While many see virtual currencies such as Bitcoin as the way of the future, others see them as the currency of choice for criminals. In a 2014 report, the Financial Action Task Force (FATF) identified some of the key Anti-Money Laundering (AML) and Counter-Terrorism Financing (CTF) risks of virtual currencies. The report also identifies some of the legitimate uses of virtual currencies, and the key players in the virtual currency ecosystem.
What are some benefits of virtual currencies?
Virtual currency has the potential to:
- Improve payment efficiency and reduce transaction costs for payments and fund transfers
- Facilitate micro-payments – at present, low cost goods/services (e.g. a one-time game or music download) often cannot be sold online at an appropriately low per/unit cost due to the high associated transaction costs (e.g. credit card fees)
- Facilitate international remittances
- Be held for investment
What are some potential risks of using virtual currencies?
Convertible virtual currencies that that can be exchanged for real money or other virtual currencies are potentially vulnerable to money laundering and terrorist financing abuse.

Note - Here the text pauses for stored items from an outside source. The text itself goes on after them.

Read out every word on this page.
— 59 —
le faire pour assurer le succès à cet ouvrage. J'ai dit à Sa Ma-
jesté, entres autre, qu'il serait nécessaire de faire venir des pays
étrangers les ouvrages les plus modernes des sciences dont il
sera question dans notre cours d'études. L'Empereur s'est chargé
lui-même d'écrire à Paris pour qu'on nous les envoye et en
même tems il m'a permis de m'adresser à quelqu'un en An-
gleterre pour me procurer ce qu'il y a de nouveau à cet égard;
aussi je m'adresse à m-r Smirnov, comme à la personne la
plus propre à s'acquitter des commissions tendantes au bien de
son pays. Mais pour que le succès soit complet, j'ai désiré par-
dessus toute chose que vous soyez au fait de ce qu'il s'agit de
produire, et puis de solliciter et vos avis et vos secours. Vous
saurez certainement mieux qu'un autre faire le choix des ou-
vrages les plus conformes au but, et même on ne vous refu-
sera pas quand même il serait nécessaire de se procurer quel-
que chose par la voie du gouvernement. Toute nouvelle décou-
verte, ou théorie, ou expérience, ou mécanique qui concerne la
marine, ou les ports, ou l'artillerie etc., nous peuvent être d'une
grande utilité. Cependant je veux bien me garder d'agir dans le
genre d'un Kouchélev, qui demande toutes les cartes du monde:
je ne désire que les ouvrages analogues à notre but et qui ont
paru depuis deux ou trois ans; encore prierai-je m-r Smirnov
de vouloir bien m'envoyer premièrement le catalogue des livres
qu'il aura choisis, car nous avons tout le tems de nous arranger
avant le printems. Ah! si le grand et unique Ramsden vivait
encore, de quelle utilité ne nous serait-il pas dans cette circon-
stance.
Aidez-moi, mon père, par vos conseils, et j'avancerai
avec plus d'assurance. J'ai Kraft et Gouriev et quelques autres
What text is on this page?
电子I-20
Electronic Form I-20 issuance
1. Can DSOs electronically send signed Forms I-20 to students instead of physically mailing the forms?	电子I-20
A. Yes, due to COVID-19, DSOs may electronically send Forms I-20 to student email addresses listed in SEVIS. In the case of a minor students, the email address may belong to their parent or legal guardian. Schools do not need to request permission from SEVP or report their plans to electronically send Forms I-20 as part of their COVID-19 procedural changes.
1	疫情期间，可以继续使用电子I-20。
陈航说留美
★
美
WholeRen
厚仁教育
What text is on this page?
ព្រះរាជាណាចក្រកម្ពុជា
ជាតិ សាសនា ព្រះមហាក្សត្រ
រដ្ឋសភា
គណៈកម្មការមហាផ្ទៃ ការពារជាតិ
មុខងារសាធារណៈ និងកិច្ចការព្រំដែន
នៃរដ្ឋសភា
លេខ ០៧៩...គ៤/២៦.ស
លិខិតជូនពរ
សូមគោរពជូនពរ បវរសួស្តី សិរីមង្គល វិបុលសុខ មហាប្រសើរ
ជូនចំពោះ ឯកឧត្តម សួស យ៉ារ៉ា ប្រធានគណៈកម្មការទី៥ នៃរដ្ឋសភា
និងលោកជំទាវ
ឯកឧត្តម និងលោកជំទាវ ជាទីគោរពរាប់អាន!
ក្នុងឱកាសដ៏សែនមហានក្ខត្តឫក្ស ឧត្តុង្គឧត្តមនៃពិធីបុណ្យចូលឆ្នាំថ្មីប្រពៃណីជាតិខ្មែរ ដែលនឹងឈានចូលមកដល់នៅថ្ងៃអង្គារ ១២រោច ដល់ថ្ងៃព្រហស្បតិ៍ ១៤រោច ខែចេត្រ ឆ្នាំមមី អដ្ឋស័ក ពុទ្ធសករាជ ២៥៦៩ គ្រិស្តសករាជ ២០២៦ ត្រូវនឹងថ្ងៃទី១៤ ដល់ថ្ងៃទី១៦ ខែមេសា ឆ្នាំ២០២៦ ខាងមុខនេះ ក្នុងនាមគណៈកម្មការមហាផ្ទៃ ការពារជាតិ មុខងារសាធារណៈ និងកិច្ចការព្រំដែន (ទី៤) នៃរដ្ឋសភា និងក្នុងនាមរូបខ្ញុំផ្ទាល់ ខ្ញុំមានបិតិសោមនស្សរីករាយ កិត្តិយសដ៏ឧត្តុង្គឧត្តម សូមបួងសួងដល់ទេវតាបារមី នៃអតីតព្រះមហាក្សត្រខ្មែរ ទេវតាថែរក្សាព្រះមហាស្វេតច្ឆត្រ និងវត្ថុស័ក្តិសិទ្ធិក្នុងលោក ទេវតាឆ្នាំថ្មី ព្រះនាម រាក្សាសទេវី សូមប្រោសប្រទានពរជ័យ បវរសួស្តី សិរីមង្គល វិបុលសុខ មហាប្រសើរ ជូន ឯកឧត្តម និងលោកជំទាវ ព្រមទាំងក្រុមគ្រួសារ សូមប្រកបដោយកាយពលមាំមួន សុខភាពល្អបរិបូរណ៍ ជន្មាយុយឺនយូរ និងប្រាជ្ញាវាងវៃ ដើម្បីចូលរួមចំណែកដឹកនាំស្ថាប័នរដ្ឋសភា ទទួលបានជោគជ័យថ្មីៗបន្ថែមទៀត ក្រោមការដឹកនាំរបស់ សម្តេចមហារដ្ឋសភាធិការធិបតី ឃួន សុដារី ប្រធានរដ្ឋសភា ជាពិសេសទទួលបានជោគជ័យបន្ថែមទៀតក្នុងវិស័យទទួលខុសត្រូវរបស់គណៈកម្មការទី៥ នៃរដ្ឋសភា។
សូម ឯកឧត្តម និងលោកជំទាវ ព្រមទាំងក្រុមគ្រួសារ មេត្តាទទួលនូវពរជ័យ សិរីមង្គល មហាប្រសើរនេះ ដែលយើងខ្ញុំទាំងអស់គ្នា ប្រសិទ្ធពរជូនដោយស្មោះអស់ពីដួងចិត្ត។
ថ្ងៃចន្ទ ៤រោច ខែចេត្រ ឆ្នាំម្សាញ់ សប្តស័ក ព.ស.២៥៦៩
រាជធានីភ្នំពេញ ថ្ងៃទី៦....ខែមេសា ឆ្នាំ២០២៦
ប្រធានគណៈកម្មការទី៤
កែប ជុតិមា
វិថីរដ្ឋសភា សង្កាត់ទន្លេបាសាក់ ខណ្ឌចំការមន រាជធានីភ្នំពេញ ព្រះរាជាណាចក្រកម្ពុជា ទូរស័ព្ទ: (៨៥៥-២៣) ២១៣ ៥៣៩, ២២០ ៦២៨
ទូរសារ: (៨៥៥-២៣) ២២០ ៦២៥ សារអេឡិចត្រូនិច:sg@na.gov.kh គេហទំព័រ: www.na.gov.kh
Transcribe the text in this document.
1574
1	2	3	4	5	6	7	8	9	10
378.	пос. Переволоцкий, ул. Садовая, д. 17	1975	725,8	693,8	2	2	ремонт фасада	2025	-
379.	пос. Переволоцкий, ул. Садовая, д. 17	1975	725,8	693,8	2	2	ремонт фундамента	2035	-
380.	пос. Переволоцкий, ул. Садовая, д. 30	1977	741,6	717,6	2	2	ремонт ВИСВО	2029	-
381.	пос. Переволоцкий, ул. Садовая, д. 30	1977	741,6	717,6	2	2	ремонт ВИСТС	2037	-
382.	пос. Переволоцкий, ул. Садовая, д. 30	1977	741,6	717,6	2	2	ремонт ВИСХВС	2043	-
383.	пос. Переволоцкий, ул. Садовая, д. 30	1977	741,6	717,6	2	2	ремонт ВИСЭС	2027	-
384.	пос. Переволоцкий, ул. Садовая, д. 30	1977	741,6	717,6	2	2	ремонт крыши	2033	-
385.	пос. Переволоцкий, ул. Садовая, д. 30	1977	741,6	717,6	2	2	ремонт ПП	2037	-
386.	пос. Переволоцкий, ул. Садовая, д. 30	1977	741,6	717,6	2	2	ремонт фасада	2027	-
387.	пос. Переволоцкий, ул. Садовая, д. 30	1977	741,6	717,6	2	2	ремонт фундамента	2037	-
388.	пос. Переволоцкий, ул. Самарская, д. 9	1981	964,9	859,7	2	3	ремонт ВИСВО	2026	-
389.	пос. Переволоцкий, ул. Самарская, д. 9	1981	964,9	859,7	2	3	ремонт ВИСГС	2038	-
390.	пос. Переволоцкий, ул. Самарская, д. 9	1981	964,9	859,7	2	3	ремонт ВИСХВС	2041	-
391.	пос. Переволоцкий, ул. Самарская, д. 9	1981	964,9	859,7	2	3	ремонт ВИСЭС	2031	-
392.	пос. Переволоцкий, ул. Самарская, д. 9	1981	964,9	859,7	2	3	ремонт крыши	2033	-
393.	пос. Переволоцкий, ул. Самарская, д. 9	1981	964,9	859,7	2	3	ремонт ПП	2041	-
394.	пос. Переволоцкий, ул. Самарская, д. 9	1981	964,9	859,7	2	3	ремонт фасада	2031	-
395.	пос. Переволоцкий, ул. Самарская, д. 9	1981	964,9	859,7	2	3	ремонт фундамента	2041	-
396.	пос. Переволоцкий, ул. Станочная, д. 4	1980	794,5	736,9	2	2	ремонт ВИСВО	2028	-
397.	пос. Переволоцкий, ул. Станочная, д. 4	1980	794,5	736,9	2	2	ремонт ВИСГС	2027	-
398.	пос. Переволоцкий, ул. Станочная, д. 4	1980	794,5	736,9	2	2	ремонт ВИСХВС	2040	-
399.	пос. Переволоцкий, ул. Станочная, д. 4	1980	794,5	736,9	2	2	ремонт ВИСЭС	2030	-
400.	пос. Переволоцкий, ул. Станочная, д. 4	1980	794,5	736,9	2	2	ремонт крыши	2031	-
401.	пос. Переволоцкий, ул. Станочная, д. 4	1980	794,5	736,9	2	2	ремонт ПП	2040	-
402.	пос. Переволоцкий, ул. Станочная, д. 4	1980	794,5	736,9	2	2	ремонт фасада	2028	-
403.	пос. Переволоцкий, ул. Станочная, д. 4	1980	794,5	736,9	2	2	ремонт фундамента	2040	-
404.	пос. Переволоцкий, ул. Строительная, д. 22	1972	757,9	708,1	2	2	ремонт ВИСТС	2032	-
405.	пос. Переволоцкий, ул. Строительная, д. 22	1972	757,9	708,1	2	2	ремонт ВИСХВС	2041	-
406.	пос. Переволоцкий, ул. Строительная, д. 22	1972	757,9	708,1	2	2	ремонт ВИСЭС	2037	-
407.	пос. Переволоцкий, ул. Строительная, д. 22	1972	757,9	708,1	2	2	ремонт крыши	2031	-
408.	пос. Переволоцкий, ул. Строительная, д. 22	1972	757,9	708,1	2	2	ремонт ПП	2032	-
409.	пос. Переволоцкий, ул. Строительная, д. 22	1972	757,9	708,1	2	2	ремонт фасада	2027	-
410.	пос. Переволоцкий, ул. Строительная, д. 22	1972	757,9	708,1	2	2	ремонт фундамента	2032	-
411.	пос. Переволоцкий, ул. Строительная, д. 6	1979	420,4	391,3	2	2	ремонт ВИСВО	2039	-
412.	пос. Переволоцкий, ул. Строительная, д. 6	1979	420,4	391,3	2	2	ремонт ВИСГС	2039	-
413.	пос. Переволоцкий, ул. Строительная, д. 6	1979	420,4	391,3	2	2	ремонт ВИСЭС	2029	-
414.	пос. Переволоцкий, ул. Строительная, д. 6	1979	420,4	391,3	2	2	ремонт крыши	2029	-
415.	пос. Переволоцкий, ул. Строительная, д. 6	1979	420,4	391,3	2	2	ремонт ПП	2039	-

One of the key risks relates to the relative level of anonymity afforded. This particularly applies to decentralised virtual currencies such as Bitcoin, where there is no central administrating authority, and no central monitoring or oversight.
Bitcoin addresses, which function as accounts, have no names or other customer identification attached, and there is no customer verification process. There is also no AML software to monitor and identify suspicious transaction patterns.
The potential risks are increased further due to the global reach of virtual currency. With cross-border payments and fund transfers often involving complex infrastructures, and multiple entities which may be spread out across various jurisdictions, enforcement is complex and challenging.
Who are the key players in a virtual currency system?
There are a number of participants in virtual currency systems. These roles can be fulfilled either by an individual or a business.
Exchanges/Virtual Currency Exchange
Exchanges virtual currency for real or other forms of virtual currency, for a fee.
Issues (puts into circulation) a centralised virtual currency, establishes the rules for its use, maintains a central payment ledger, and has the authority to redeem (withdraw from circulation) the virtual currency.
Obtains virtual currency (e.g. through purchase, receiving payment or ‘mining’) and uses it to purchase goods or services, transfer it to another person or hold as an investment.
Runs special software to solve complex algorithms in a distributed proof-of-work system, used to validate transactions in a decentralised digital currency system. Once the currency is obtained, the miner may then act as a user or as an exchanger.
Provides a virtual currency wallet (e.g. software application or other mechanism) to hold, store and transfer virtual currency. Transaction security is also typically provided, such as encryption and multi-key signature protection.
A virtual currency system is complex and involves multiple players. While virtual currencies do have legitimate uses and benefits, the level of anonymity afforded and global reach introduce the potential for misuse by criminals in money laundering and terrorism financing activities.